L’Iceland Airwaves avait lieu à Reykjavik le mois passé pour une sixième fois, réunissant la crème du rock alternatif et de la pop novatrice d’un peu partout dans le monde. Voir était sur place, au pays des contrastes.

On atterrit en Islande comme on débarque sur la Lune, au beau milieu d’un champ de lave figée, coiffé d’une dentelle de frimas, sous un ciel rose presque irréel, avant de mettre le pied dans un petit aéroport de métal et de bois. La première édition de l’Iceland Airwaves (www.icelandairwaves.com) avait lieu en 1999 dans un hangar d’aéroport. Depuis, le festival a pris de l’ampleur puisque pas moins de 200 groupes y sont conviés, dont nos dignes représentants montréalais: Patrick Watson, Islands et Wolf Parade, qui furent fort bien accueillis.

Le jour, on galope sur les petits chevaux islandais, on se prélasse dans le Lagon Bleu, ou alors on erre dans Reykjavik, la capitale à l’architecture à la fois austère et délicate dans ses détails et fioritures. Le soir, les différents groupes envahissent les salles, musées et cafés du centre-ville, et on s’y rend comme à un petit Pop Montréal concentré.

Étonnamment, la moitié des groupes qui s’y produisent proviennent d’Islande. Pour en savoir plus sur cette scène en pleine effervescence, Voir est allé à la rencontre de Larus Johanneson, copropriétaire du magasin de disques indépendant 12 Tonar (genre L’Oblique ou Cheap Thrills). En plus d’être le rendez-vous obligé de tous les mélomanes qui passent par Reykjavik, 12 Tonar est aussi une étiquette de disques (www.12tonar.is).

Vous dites que la scène musicale islandaise est très vivante, dynamique. Qu’en est-il des structures en place pour un nouveau groupe qui débute? Y a-t-il, comme ici, des radios universitaires pour les soutenir, des promoteurs, des étiquettes indépendantes et des distributeurs?

"À la mode islandaise, il y a une structure même si elle n’est pas apparente! Il y a ici un concours annuel, le Battle of the Bands. Les groupes s’inscrivent dans leurs villes et villages respectifs, auprès d’organisations qui les encouragent à longueur d’année en organisant des événements lors desquels ils peuvent faire leurs premiers pas, accumuler un peu d’expérience de scène. À la fin, une finale très courue a lieu à Reykjavik, diffusée sur les ondes de la radio nationale. Les trois meilleurs groupes remportent plusieurs prix, du temps de studio, des instruments de musique, etc. Les vainqueurs peuvent se rendre loin. Par exemple, en 2005, nous avons repéré la formation Jakobinarina, qui a finalement signé un contrat avec la prestigieuse étiquette anglaise Rough Trade."

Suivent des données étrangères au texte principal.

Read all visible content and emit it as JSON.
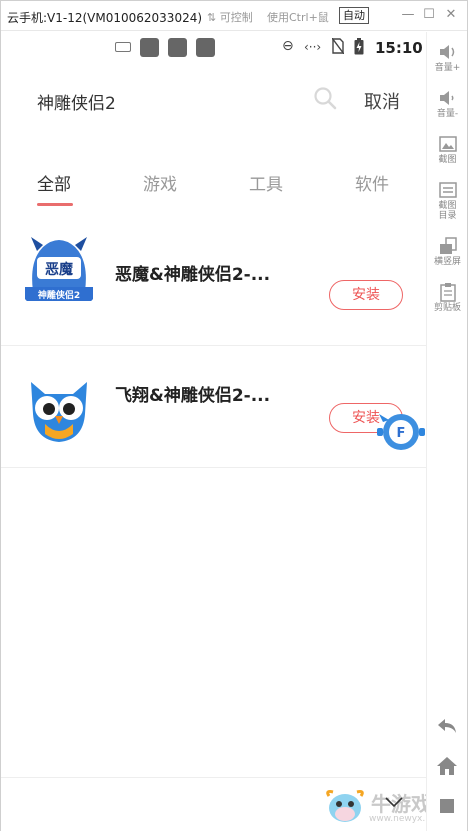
{
  "window": {
    "title": "云手机:V1-12(VM010062033024)",
    "ctrl_label": "可控制",
    "hint": "使用Ctrl+鼠",
    "auto_label": "自动"
  },
  "status_bar": {
    "time": "15:10"
  },
  "search": {
    "query": "神雕侠侣2",
    "cancel_label": "取消"
  },
  "tabs": [
    {
      "label": "全部",
      "active": true
    },
    {
      "label": "游戏",
      "active": false
    },
    {
      "label": "工具",
      "active": false
    },
    {
      "label": "软件",
      "active": false
    }
  ],
  "results": [
    {
      "name": "恶魔&神雕侠侣2-...",
      "button": "安装",
      "icon_text": "恶魔",
      "icon_sub": "神雕侠侣2"
    },
    {
      "name": "飞翔&神雕侠侣2-...",
      "button": "安装"
    }
  ],
  "side_panel": [
    {
      "label": "音量+",
      "icon": "volume-up-icon"
    },
    {
      "label": "音量-",
      "icon": "volume-down-icon"
    },
    {
      "label": "截图",
      "icon": "screenshot-icon"
    },
    {
      "label": "截图目录",
      "icon": "screenshot-folder-icon"
    },
    {
      "label": "横竖屏",
      "icon": "rotate-icon"
    },
    {
      "label": "剪贴板",
      "icon": "clipboard-icon"
    }
  ],
  "watermark": {
    "text": "牛游戏网",
    "url": "www.newyx.net"
  },
  "colors": {
    "accent": "#e96d6d",
    "install_border": "#ee6666"
  }
}
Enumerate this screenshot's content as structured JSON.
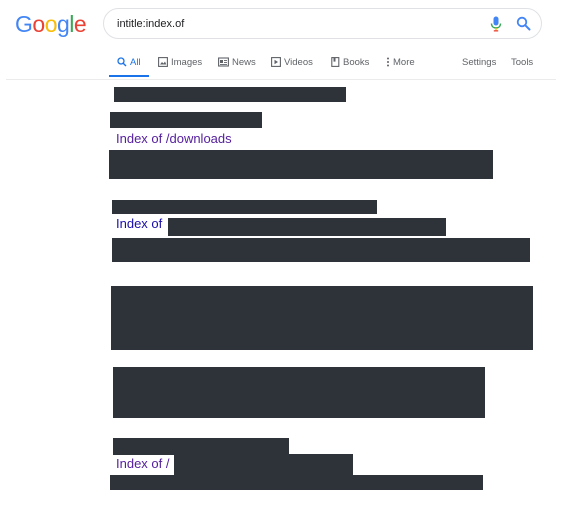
{
  "logo": {
    "letters": [
      "G",
      "o",
      "o",
      "g",
      "l",
      "e"
    ],
    "colors": [
      "#4285f4",
      "#ea4335",
      "#fbbc05",
      "#4285f4",
      "#34a853",
      "#ea4335"
    ]
  },
  "search": {
    "query": "intitle:index.of"
  },
  "tabs": {
    "all": "All",
    "images": "Images",
    "news": "News",
    "videos": "Videos",
    "books": "Books",
    "more": "More",
    "settings": "Settings",
    "tools": "Tools"
  },
  "results": {
    "result1_title": "Index of /downloads",
    "result2_title": "Index of",
    "result3_title": "Index of /"
  },
  "colors": {
    "accent": "#1a73e8",
    "visited_link": "#55209e",
    "link": "#1a0dab",
    "redaction": "#2d3339"
  }
}
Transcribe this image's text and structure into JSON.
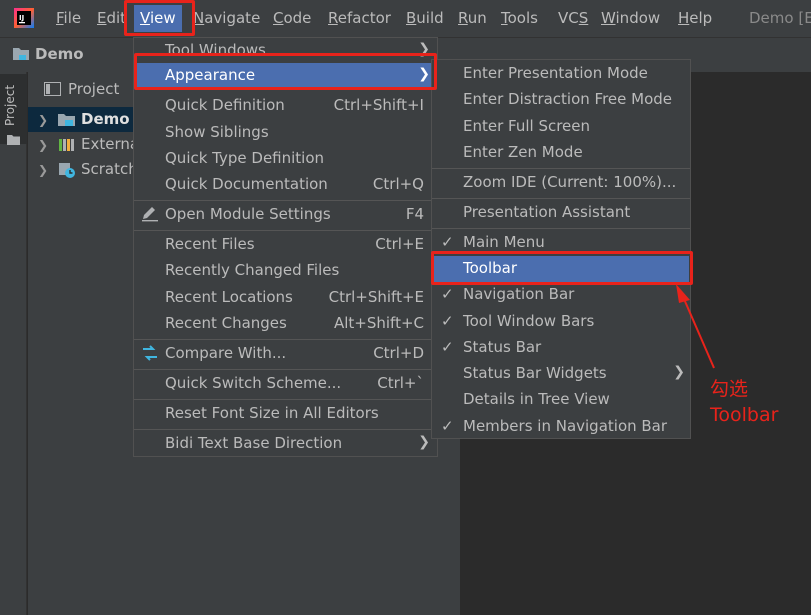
{
  "menubar": {
    "items": [
      {
        "label": "File",
        "mnemonic": "F",
        "rest": "ile"
      },
      {
        "label": "Edit",
        "mnemonic": "E",
        "rest": "dit"
      },
      {
        "label": "View",
        "mnemonic": "V",
        "rest": "iew"
      },
      {
        "label": "Navigate",
        "mnemonic": "N",
        "rest": "avigate"
      },
      {
        "label": "Code",
        "mnemonic": "C",
        "rest": "ode"
      },
      {
        "label": "Refactor",
        "mnemonic": "R",
        "rest": "efactor"
      },
      {
        "label": "Build",
        "mnemonic": "B",
        "rest": "uild"
      },
      {
        "label": "Run",
        "mnemonic": "R",
        "rest": "un"
      },
      {
        "label": "Tools",
        "mnemonic": "T",
        "rest": "ools"
      },
      {
        "label": "VCS",
        "mnemonic": "S",
        "rest": "VC"
      },
      {
        "label": "Window",
        "mnemonic": "W",
        "rest": "indow"
      },
      {
        "label": "Help",
        "mnemonic": "H",
        "rest": "elp"
      }
    ],
    "window_title": "Demo [E"
  },
  "navbar": {
    "project_name": "Demo"
  },
  "stripe": {
    "project_tab": "Project"
  },
  "project_panel": {
    "header": "Project",
    "tree": [
      {
        "label": "Demo"
      },
      {
        "label": "External"
      },
      {
        "label": "Scratch"
      }
    ]
  },
  "view_menu": {
    "items": [
      {
        "label": "Tool Windows",
        "shortcut": ""
      },
      {
        "label": "Appearance",
        "shortcut": ""
      },
      {
        "label": "Quick Definition",
        "shortcut": "Ctrl+Shift+I"
      },
      {
        "label": "Show Siblings",
        "shortcut": ""
      },
      {
        "label": "Quick Type Definition",
        "shortcut": ""
      },
      {
        "label": "Quick Documentation",
        "shortcut": "Ctrl+Q"
      },
      {
        "label": "Open Module Settings",
        "shortcut": "F4"
      },
      {
        "label": "Recent Files",
        "shortcut": "Ctrl+E"
      },
      {
        "label": "Recently Changed Files",
        "shortcut": ""
      },
      {
        "label": "Recent Locations",
        "shortcut": "Ctrl+Shift+E"
      },
      {
        "label": "Recent Changes",
        "shortcut": "Alt+Shift+C"
      },
      {
        "label": "Compare With...",
        "shortcut": "Ctrl+D"
      },
      {
        "label": "Quick Switch Scheme...",
        "shortcut": "Ctrl+`"
      },
      {
        "label": "Reset Font Size in All Editors",
        "shortcut": ""
      },
      {
        "label": "Bidi Text Base Direction",
        "shortcut": ""
      }
    ]
  },
  "appearance_submenu": {
    "items": [
      {
        "label": "Enter Presentation Mode",
        "checked": ""
      },
      {
        "label": "Enter Distraction Free Mode",
        "checked": ""
      },
      {
        "label": "Enter Full Screen",
        "checked": ""
      },
      {
        "label": "Enter Zen Mode",
        "checked": ""
      },
      {
        "label": "Zoom IDE (Current: 100%)...",
        "checked": ""
      },
      {
        "label": "Presentation Assistant",
        "checked": ""
      },
      {
        "label": "Main Menu",
        "checked": "✓"
      },
      {
        "label": "Toolbar",
        "checked": ""
      },
      {
        "label": "Navigation Bar",
        "checked": "✓"
      },
      {
        "label": "Tool Window Bars",
        "checked": "✓"
      },
      {
        "label": "Status Bar",
        "checked": "✓"
      },
      {
        "label": "Status Bar Widgets",
        "checked": ""
      },
      {
        "label": "Details in Tree View",
        "checked": ""
      },
      {
        "label": "Members in Navigation Bar",
        "checked": "✓"
      }
    ]
  },
  "annotation": {
    "line1": "勾选",
    "line2": "Toolbar",
    "color": "#e8231b"
  },
  "colors": {
    "menubar_bg": "#3c3f41",
    "highlight": "#4b6eaf",
    "editor_bg": "#2b2b2b",
    "selection": "#0d293e"
  }
}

Est-ce que les Islandais soutiennent leur scène locale?

"Oui, les gens d’ici sont très curieux intellectuellement. Il y a un véritable marché pour notre propre musique. De plus, les groupes eux-mêmes se soutiennent mutuellement, partagent pas mal de choses: matériel, locaux de pratique, et même des musiciens! Ça installe un climat particulier, un mélange de saine compétition et de solidarité."

Combien d’albums est-ce qu’un groupe émergent islandais qui signe avec une étiquette indépendante peut s’attendre à écouler?

"Pour un premier disque, entre 500 et 2000 copies. Ça dépend de plusieurs facteurs. Ce n’est pas si mal pour une population de 300 000 personnes."

À Montréal, les artistes islandais que nous connaissons le plus sont Björk, Sigur Rós et múm. On se demande parfois s’il existe un son islandais. Durant le festival, j’ai assisté à plusieurs concerts de groupes locaux et j’ai découvert que cette scène était beaucoup plus éclectique que l’idée que je m’en faisais. Qu’en est-il?

"Quant à savoir s’il existe un son islandais, je pense qu’on peut répondre à la fois oui et non… Nous avons une grande variété de groupes: Jakobinarina est punk-pop, Apparat Organ Quartet, c’est Kraftwerk rencontre Metallica, etc. Malgré tout, même si j’ai du mal à le décrire, j’estime qu’il existe un son islandais distinctif. Par exemple, tendez l’oreille au travail de Johann Johansson. C’est un auteur-compositeur universel, mais en même temps, il ne pourrait venir que d’ici."

Jakobinarina: Nouvel espoir islandais, tendez l’oreille.
photo: Marie Hélène Poitras

Quelques groupes montréalais ont joué à l’Iceland Airwaves (Patrick Watson, Wolf Parade et Islands). Avez-vous entendu parler de la scène montréalaise? D’Islande, quelle perception en avez-vous?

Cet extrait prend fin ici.